Russian politician (born 1949)

Bolot Vandanovich Ayushiyev (Болот Ванданович Аюшиев; born 19 June 1949), is a Russian politician who had served as the second Governor (Head) of Agin-Buryat Autonomous Okrug.

==Biography==
Bolot Ayushiyev was born on 19 June 1949 in the village of Urda-Aga, Aginsky Buryat Autonomous Okrug.
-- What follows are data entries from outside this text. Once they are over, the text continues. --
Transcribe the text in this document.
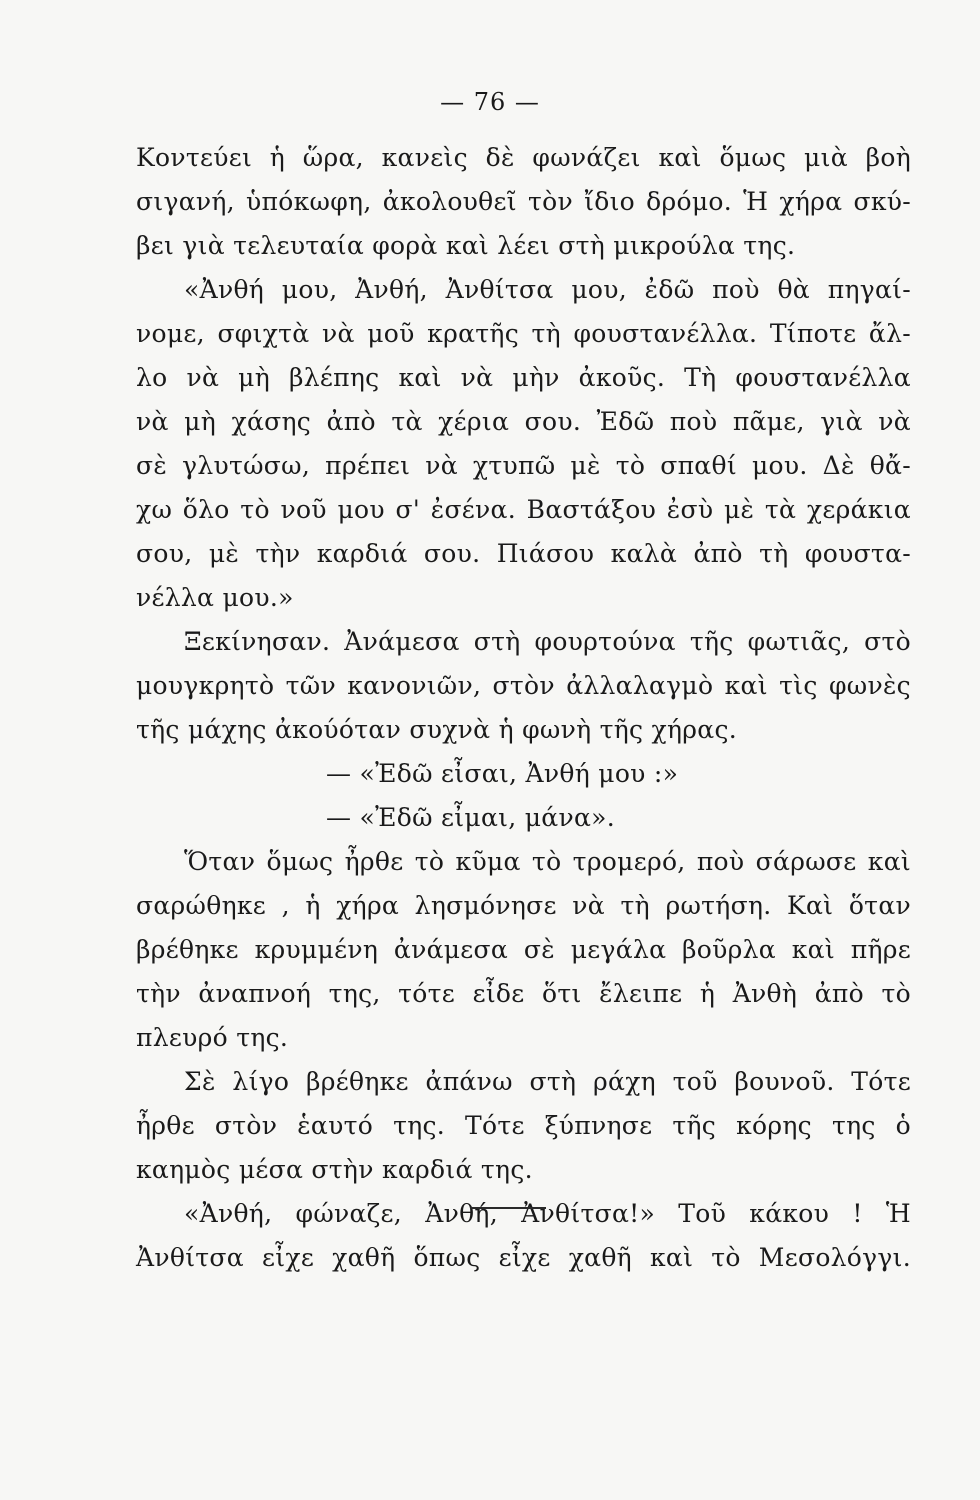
— 76 —
Κοντεύει ἡ ὥρα, κανεὶς δὲ φωνάζει καὶ ὅμως μιὰ βοὴ
σιγανή, ὑπόκωφη, ἀκολουθεῖ τὸν ἴδιο δρόμο. Ἡ χήρα σκύ-
βει γιὰ τελευταία φορὰ καὶ λέει στὴ μικρούλα της.
«Ἀνθή μου, Ἀνθή, Ἀνθίτσα μου, ἐδῶ ποὺ θὰ πηγαί-
νομε, σφιχτὰ νὰ μοῦ κρατῆς τὴ φουστανέλλα. Τίποτε ἄλ-
λο νὰ μὴ βλέπης καὶ νὰ μὴν ἀκοῦς. Τὴ φουστανέλλα
νὰ μὴ χάσης ἀπὸ τὰ χέρια σου. Ἐδῶ ποὺ πᾶμε, γιὰ νὰ
σὲ γλυτώσω, πρέπει νὰ χτυπῶ μὲ τὸ σπαθί μου. Δὲ θἄ-
χω ὅλο τὸ νοῦ μου σ' ἐσένα. Βαστάξου ἐσὺ μὲ τὰ χεράκια
σου, μὲ τὴν καρδιά σου. Πιάσου καλὰ ἀπὸ τὴ φουστα-
νέλλα μου.»
Ξεκίνησαν. Ἀνάμεσα στὴ φουρτούνα τῆς φωτιᾶς, στὸ
μουγκρητὸ τῶν κανονιῶν, στὸν ἀλλαλαγμὸ καὶ τὶς φωνὲς
τῆς μάχης ἀκούόταν συχνὰ ἡ φωνὴ τῆς χήρας.
— «Ἐδῶ εἶσαι, Ἀνθή μου :»
— «Ἐδῶ εἶμαι, μάνα».
Ὅταν ὅμως ἦρθε τὸ κῦμα τὸ τρομερό, ποὺ σάρωσε καὶ
σαρώθηκε , ἡ χήρα λησμόνησε νὰ τὴ ρωτήση. Καὶ ὅταν
βρέθηκε κρυμμένη ἀνάμεσα σὲ μεγάλα βοῦρλα καὶ πῆρε
τὴν ἀναπνοή της, τότε εἶδε ὅτι ἔλειπε ἡ Ἀνθὴ ἀπὸ τὸ
πλευρό της.
Σὲ λίγο βρέθηκε ἀπάνω στὴ ράχη τοῦ βουνοῦ. Τότε
ἦρθε στὸν ἑαυτό της. Τότε ξύπνησε τῆς κόρης της ὁ
καημὸς μέσα στὴν καρδιά της.
«Ἀνθή, φώναζε, Ἀνθή, Ἀνθίτσα!» Τοῦ κάκου ! Ἡ
Ἀνθίτσα εἶχε χαθῆ ὅπως εἶχε χαθῆ καὶ τὸ Μεσολόγγι.
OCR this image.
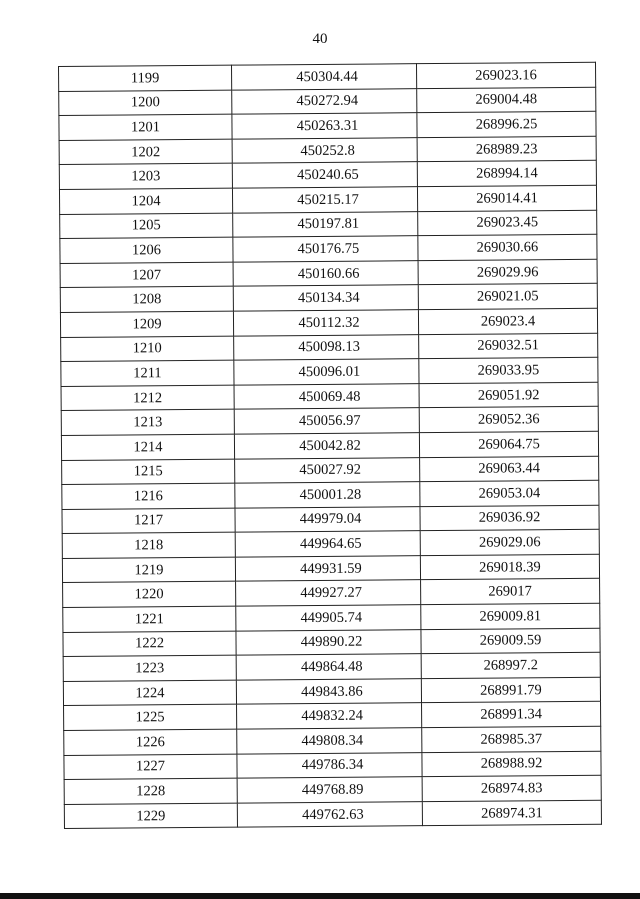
40
1199	450304.44	269023.16
1200	450272.94	269004.48
1201	450263.31	268996.25
1202	450252.8	268989.23
1203	450240.65	268994.14
1204	450215.17	269014.41
1205	450197.81	269023.45
1206	450176.75	269030.66
1207	450160.66	269029.96
1208	450134.34	269021.05
1209	450112.32	269023.4
1210	450098.13	269032.51
1211	450096.01	269033.95
1212	450069.48	269051.92
1213	450056.97	269052.36
1214	450042.82	269064.75
1215	450027.92	269063.44
1216	450001.28	269053.04
1217	449979.04	269036.92
1218	449964.65	269029.06
1219	449931.59	269018.39
1220	449927.27	269017
1221	449905.74	269009.81
1222	449890.22	269009.59
1223	449864.48	268997.2
1224	449843.86	268991.79
1225	449832.24	268991.34
1226	449808.34	268985.37
1227	449786.34	268988.92
1228	449768.89	268974.83
1229	449762.63	268974.31
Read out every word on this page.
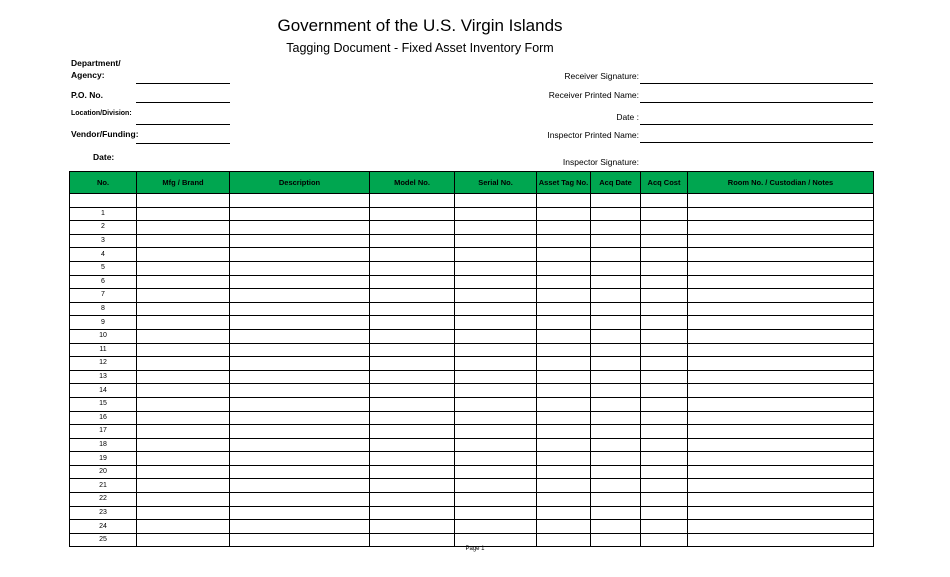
Government of the U.S. Virgin Islands
Tagging Document - Fixed Asset Inventory Form
Department/
Agency:
P.O. No.
Location/Division:
Vendor/Funding:
Date:
Receiver Signature:
Receiver Printed Name:
Date :
Inspector Printed Name:
Inspector Signature:
No.	Mfg / Brand	Description	Model No.	Serial No.	Asset Tag No.	Acq Date	Acq Cost	Room No. / Custodian / Notes

1								
2								
3								
4								
5								
6								
7								
8								
9								
10								
11								
12								
13								
14								
15								
16								
17								
18								
19								
20								
21								
22								
23								
24								
25								
Page 1
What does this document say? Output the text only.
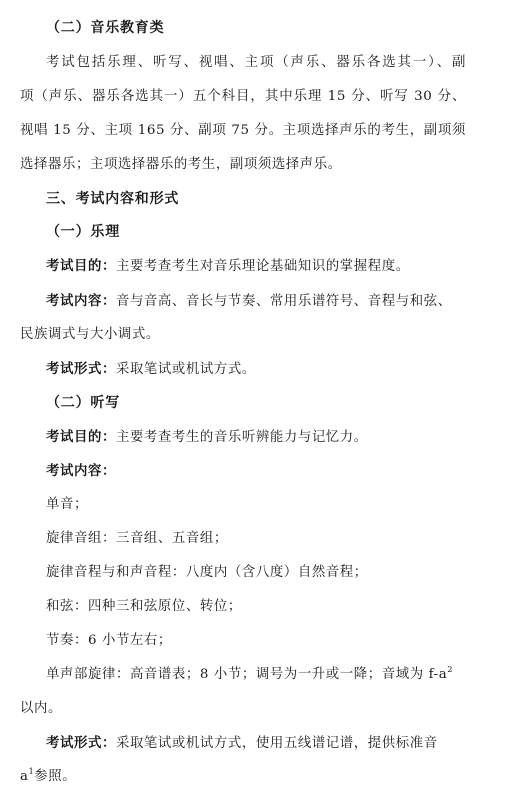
（二）音乐教育类

考试包括乐理、听写、视唱、主项（声乐、器乐各选其一）、副

项（声乐、器乐各选其一）五个科目，其中乐理 15 分、听写 30 分、

视唱 15 分、主项 165 分、副项 75 分。主项选择声乐的考生，副项须

选择器乐；主项选择器乐的考生，副项须选择声乐。

三、考试内容和形式

（一）乐理

考试目的：主要考查考生对音乐理论基础知识的掌握程度。

考试内容：音与音高、音长与节奏、常用乐谱符号、音程与和弦、

民族调式与大小调式。

考试形式：采取笔试或机试方式。

（二）听写

考试目的：主要考查考生的音乐听辨能力与记忆力。

考试内容：

单音；

旋律音组：三音组、五音组；

旋律音程与和声音程：八度内（含八度）自然音程；

和弦：四种三和弦原位、转位；

节奏：6 小节左右；

单声部旋律：高音谱表；8 小节；调号为一升或一降；音域为 $f-a^2$

以内。

考试形式：采取笔试或机试方式，使用五线谱记谱，提供标准音

$a^1$参照。
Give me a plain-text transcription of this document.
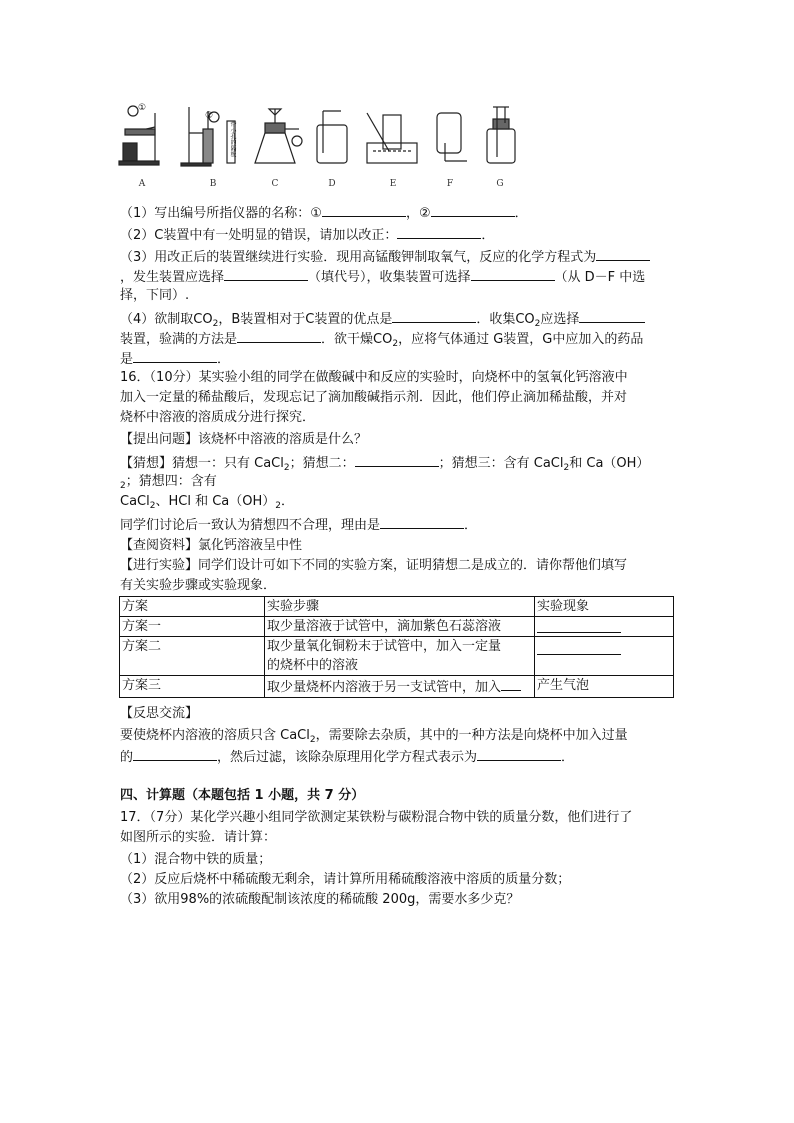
A	B	C	D	E	F	G
①
②
带小孔的隔板
（1）写出编号所指仪器的名称：①	，②	．
（2）C装置中有一处明显的错误，请加以改正：	．
（3）用改正后的装置继续进行实验．现用高锰酸钾制取氧气，反应的化学方程式为
，发生装置应选择	（填代号），收集装置可选择	（从 D－F 中选
择，下同）.
（4）欲制取$CO_2$，B装置相对于C装置的优点是	．收集$CO_2$应选择
装置，验满的方法是	．欲干燥$CO_2$，应将气体通过 G装置，G中应加入的药品
是	．
16．（10分）某实验小组的同学在做酸碱中和反应的实验时，向烧杯中的氢氧化钙溶液中
加入一定量的稀盐酸后，发现忘记了滴加酸碱指示剂．因此，他们停止滴加稀盐酸，并对
烧杯中溶液的溶质成分进行探究．
【提出问题】该烧杯中溶液的溶质是什么？
【猜想】猜想一：只有 CaCl$_2$；猜想二：	；猜想三：含有 CaCl$_2$和 Ca（OH）
$_2$；猜想四：含有
CaCl$_2$、HCl 和 $Ca(OH)_2$．
同学们讨论后一致认为猜想四不合理，理由是	．
【查阅资料】氯化钙溶液呈中性
【进行实验】同学们设计可如下不同的实验方案，证明猜想二是成立的．请你帮他们填写
有关实验步骤或实验现象．
方案	实验步骤	实验现象
方案一	取少量溶液于试管中，滴加紫色石蕊溶液	

方案二	取少量氧化铜粉末于试管中，加入一定量
的烧杯中的溶液	

方案三	取少量烧杯内溶液于另一支试管中，加入	产生气泡
【反思交流】
要使烧杯内溶液的溶质只含 CaCl$_2$，需要除去杂质，其中的一种方法是向烧杯中加入过量
的	，然后过滤，该除杂原理用化学方程式表示为	．
四、计算题（本题包括 1 小题，共 7 分）
17．（7分）某化学兴趣小组同学欲测定某铁粉与碳粉混合物中铁的质量分数，他们进行了
如图所示的实验．请计算：
（1）混合物中铁的质量；
（2）反应后烧杯中稀硫酸无剩余，请计算所用稀硫酸溶液中溶质的质量分数；
（3）欲用98%的浓硫酸配制该浓度的稀硫酸 200g，需要水多少克？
He graduated from the Kuibyshev Planning Institute in 1972, and the Academy of Social Sciences under the Central Committee of the CPSU in 1990.

He worked as a senior economist and chairman of the planning commission of the Aginsky Buryat regional executive committee, head of the financial department of the Duldurginsky and Aginsky regional executive committees.

From 1982 to 1985, he was the Deputy Chairman of the Aginsky District Executive Committee. From 1985 to 1988, he was the Chairman of the Mogoytuysky District Executive Committee. From 1988 to 1990, he was the head of the financial department of the Aginsky Buryat regional executive committee.

Between 1990 and 1993, Ayushiyev was a people's deputy of the Russian Federation, and a member of the Council of Nationalities of the Supreme Soviet, Commission on budget, plans, taxes and prices, Constitutional Commission. He was part of the Sovereignty and Equality faction.

In April 1990, he was elected chairman of the Aginsky Buryat District Council of People's Deputies; in 1993 he was elected a deputy of the Federation Council of the first convocation, and was a member of the Committee on Budget, Tax Policy, Financial, Currency and Customs Regulation, Banking.

On 13 January 1996, Ayushiyev was appointed governor (head) of the Agin-Buryat Autonomous Okrug. In October 1996, he ran for the election of the head of the district administration, but the elections were declared invalid, since no candidate received 50% of the votes. On 6 February 1997, he was removed from office two weeks before the re-election of the head of the district administration.

He advocated providing all autonomous entities with economic independence. He associated economic development with the solution of social problems, the provision of guarantees for the protection of veterans, pensioners, large families. He paid considerable attention to the problems of the agro-industrial complex. He considered it necessary to write off farmer's debts and to provide them with support for the introduction of advanced production technologies, processing and storage of products.

In 1997, he had been the Deputy Head of the Chita Regional Administration, as the Chairman of the Finance Committee, until 2008.

==Family==
He is married and has two daughters.